A glass door opened up ahead, and a man backed onto the sidewalk. He was so big his body loomed around the stainless steel framing, and his voice boomed when he laughed at someone inside the coffee shop. Her pace slowed as she took in his profile. Black, fitted ski jacket. Dark denim jeans that clung to his tree-trunk thighs. And a pair of designer work boots that had never set foot on a jobsite. Not from around. These new businesses brought in all kinds, sellouts who couldn’t get through their Sundays without a double shot of something she couldn’t even pronounce let alone swallow.
She put her head down and picked up her pace, wanting to pass before she was forced to say hello. She didn’t want her South City neighborhood to change, and she didn’t want these people getting comfortable. They weren’t wanted. They weren’t needed. What this place needed was people with a sense of loyalty and conviction—people like her parents, who both owned mom-and-pop businesses on this stretch of street. For even longer than her mother had been cooking her “almost famous” pulled-pork and holding twice-monthly Free Soup Fridays at her restaurant, Mama Mary’s, her father had been taking kids off the streets and teaching them life skills with the help of boxing and martial arts at his gym. Those things were so much more important than overpriced warehouse condos and a chain coffee shop.
The rich rumble of words came first, followed by a splash of something hot along her neck, and then an impact that had her careening toward the icy snowdrift. Her hands jutted out to break her fall, but she never hit. Instead, a crushing grip circled her right elbow and a jolt set her upright. Somehow her shoulder remained attached to its socket.
“I’m so sorry,” said the deep voice again. “I … ”
She looked from the work boots to the face of the trendily dressed, mammoth man, and her jaw dropped. Cam Simmons.
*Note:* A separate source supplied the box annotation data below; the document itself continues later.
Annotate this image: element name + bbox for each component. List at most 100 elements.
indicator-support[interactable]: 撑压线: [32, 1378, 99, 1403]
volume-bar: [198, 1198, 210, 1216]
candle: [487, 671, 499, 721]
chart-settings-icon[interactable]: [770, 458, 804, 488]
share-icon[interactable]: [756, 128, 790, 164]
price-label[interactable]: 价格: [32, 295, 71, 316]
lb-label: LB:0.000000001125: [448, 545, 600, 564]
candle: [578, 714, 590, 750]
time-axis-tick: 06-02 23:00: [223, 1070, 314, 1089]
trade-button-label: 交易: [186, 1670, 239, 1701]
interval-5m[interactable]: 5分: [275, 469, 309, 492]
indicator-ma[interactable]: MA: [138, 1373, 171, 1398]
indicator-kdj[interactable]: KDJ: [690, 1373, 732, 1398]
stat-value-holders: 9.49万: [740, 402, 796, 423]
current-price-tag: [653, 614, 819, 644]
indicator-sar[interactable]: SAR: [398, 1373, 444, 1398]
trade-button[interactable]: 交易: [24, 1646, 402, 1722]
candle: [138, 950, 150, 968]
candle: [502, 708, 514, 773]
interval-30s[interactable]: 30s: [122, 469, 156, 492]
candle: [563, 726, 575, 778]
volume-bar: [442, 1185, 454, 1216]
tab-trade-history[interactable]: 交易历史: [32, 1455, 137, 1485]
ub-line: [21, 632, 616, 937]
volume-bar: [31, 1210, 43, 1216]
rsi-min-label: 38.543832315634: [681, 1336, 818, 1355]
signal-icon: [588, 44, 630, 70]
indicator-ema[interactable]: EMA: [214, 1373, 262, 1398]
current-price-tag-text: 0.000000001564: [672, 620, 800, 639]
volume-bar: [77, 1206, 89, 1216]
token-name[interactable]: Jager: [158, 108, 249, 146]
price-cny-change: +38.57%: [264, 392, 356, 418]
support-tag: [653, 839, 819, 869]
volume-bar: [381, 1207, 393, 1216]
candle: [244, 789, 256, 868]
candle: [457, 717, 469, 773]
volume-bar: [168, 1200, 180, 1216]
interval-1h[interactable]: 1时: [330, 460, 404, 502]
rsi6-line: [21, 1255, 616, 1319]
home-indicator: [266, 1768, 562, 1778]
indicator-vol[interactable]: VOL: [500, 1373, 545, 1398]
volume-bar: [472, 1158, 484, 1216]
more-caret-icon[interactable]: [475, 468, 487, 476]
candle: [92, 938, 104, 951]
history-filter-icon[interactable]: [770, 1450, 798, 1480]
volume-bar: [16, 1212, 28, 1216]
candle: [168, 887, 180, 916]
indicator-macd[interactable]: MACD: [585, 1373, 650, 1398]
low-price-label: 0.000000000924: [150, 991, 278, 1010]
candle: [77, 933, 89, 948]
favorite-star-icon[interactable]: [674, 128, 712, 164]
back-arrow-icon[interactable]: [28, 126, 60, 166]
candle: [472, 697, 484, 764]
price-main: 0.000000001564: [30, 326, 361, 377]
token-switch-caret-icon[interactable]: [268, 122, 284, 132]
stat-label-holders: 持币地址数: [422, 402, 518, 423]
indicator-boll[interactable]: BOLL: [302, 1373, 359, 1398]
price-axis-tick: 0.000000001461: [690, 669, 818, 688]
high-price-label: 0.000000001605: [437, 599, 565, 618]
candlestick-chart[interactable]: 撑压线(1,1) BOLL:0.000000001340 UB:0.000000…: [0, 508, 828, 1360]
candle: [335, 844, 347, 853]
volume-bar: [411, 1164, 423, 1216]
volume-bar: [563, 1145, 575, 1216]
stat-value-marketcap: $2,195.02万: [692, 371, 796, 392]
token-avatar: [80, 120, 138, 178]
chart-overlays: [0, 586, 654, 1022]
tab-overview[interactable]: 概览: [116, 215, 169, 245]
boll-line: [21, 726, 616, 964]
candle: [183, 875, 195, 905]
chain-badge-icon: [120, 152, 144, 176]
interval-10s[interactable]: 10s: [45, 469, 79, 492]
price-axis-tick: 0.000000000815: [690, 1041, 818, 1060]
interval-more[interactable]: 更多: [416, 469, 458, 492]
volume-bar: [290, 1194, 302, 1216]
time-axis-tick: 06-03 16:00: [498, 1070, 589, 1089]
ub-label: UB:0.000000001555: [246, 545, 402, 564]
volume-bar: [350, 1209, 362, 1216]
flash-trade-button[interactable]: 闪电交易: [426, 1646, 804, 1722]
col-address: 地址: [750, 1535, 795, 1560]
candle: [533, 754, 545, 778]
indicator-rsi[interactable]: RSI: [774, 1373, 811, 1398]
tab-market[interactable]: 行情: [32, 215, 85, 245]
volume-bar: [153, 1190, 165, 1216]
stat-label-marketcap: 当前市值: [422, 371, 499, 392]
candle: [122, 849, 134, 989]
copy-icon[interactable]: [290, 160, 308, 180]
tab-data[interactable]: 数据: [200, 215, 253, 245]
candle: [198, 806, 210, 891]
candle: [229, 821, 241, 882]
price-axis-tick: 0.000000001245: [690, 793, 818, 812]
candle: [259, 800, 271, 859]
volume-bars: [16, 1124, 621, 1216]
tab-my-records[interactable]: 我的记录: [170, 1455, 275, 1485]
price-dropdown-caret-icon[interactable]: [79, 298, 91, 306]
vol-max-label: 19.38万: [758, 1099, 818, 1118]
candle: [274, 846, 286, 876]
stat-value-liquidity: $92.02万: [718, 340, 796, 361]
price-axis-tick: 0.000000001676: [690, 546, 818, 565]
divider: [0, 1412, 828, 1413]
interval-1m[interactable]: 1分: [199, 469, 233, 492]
“Tanya Martin?” he asked. “Holy shit!”
Stunned into silence, she reached a hand to her neck and wiped at the droplets.
He pulled a napkin bearing the Coffee Bean logo from his pocket. “Are you okay?” He dabbed the napkin at her neck, then her chest. A little too rough. But the swipes that followed were a little too friendly.
She nodded and brushed his hand away.
How long had it been? Five years. Not that she’d been counting … lately. Their friendship had cooled on a barrage of texts and calls that tapered off as he got used to life away from Cleveland. Eventually the distance between them proved too great to cross. Who needed old friends when you had a shiny new multi-million-dollar NFL contract?